Actually it is Berube who sounds nuts (if we must use such terms) in the various acts of hand-waving employed. E.g: the introduction of the term "Milosevic-defenders". Chomsky is not a Milosevic defender, nor is he doing that in the quoted text. To question the legitimacy of Chomsky's progressive credentials is in itself a joke!

But let us move to more substantial content, when it finally appears, after the first few paragraphs of bile... oh wait... there is none. At no point does Berube seem to offer any argument to support his statement that Chomsky's words are a "pack of lies". Rather he provides a lot of embedded links to pages elsewhere, while peppering his text with indignation and inanities, while castigating Herman and Johnstone. Note that even the considerable text he quotes from Ian Williams is nothing but opinion.
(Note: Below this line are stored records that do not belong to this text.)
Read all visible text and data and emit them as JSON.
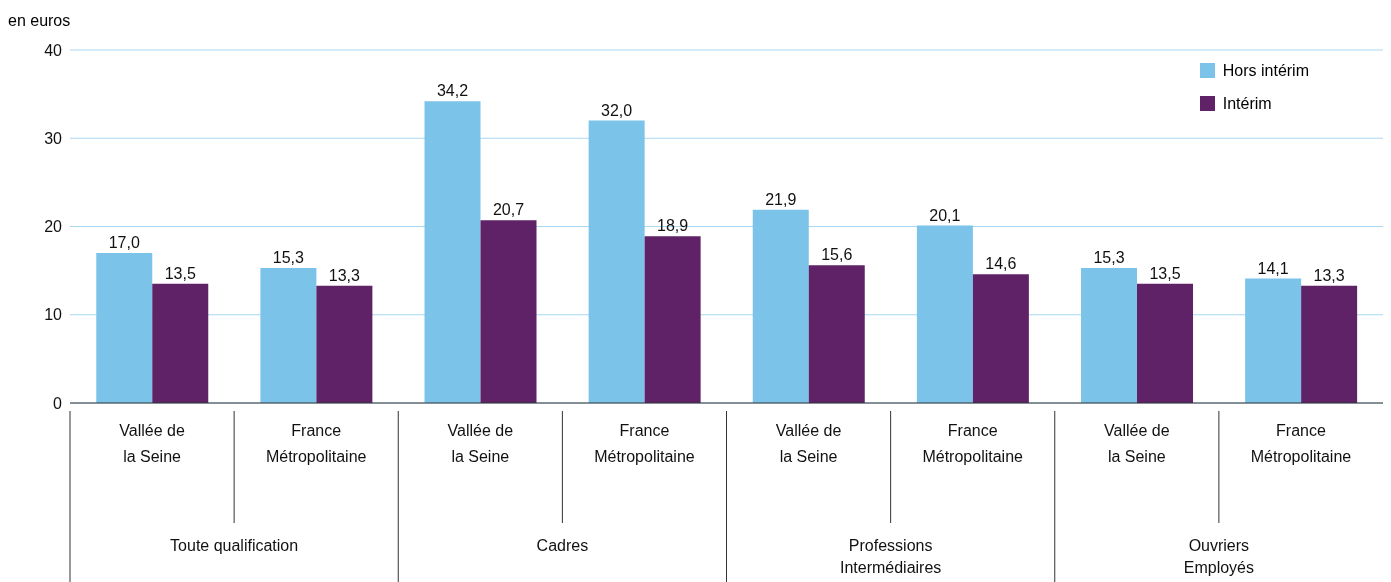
{
  "chart_data": {
    "type": "bar",
    "ylabel": "en euros",
    "categories": [
      "Vallée de\nla Seine",
      "France\nMétropolitaine",
      "Vallée de\nla Seine",
      "France\nMétropolitaine",
      "Vallée de\nla Seine",
      "France\nMétropolitaine",
      "Vallée de\nla Seine",
      "France\nMétropolitaine"
    ],
    "series": [
      {
        "name": "Hors intérim",
        "color": "#7cc3ea",
        "values": [
          17.0,
          15.3,
          34.2,
          32.0,
          21.9,
          20.1,
          15.3,
          14.1
        ],
        "value_labels": [
          "17,0",
          "15,3",
          "34,2",
          "32,0",
          "21,9",
          "20,1",
          "15,3",
          "14,1"
        ]
      },
      {
        "name": "Intérim",
        "color": "#5f2266",
        "values": [
          13.5,
          13.3,
          20.7,
          18.9,
          15.6,
          14.6,
          13.5,
          13.3
        ],
        "value_labels": [
          "13,5",
          "13,3",
          "20,7",
          "18,9",
          "15,6",
          "14,6",
          "13,5",
          "13,3"
        ]
      }
    ],
    "annotations": [
      "Toute qualification",
      "Cadres",
      "Professions\nIntermédiaires",
      "Ouvriers\nEmployés"
    ],
    "ylim": [
      0,
      40
    ],
    "yticks": [
      0,
      10,
      20,
      30,
      40
    ],
    "grid": "y",
    "legend": "top right"
  }
}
Here are samples from Williams:

"It is clear that the US was dragged unwillingly and half-heartedly into the Balkans..."

"It is also true that if the US had made..."

Clear! True! How? Why? To whom? No reasoning or facts are offered to substantiate these points.

To answer your question:

People take Chomsky seriously rather than Berube because Chomsky is a serious scholar and a straight speaker. This is clear even from a trivial comparison of the qouted Chomsky text and Berube's wild and willy-nilly response.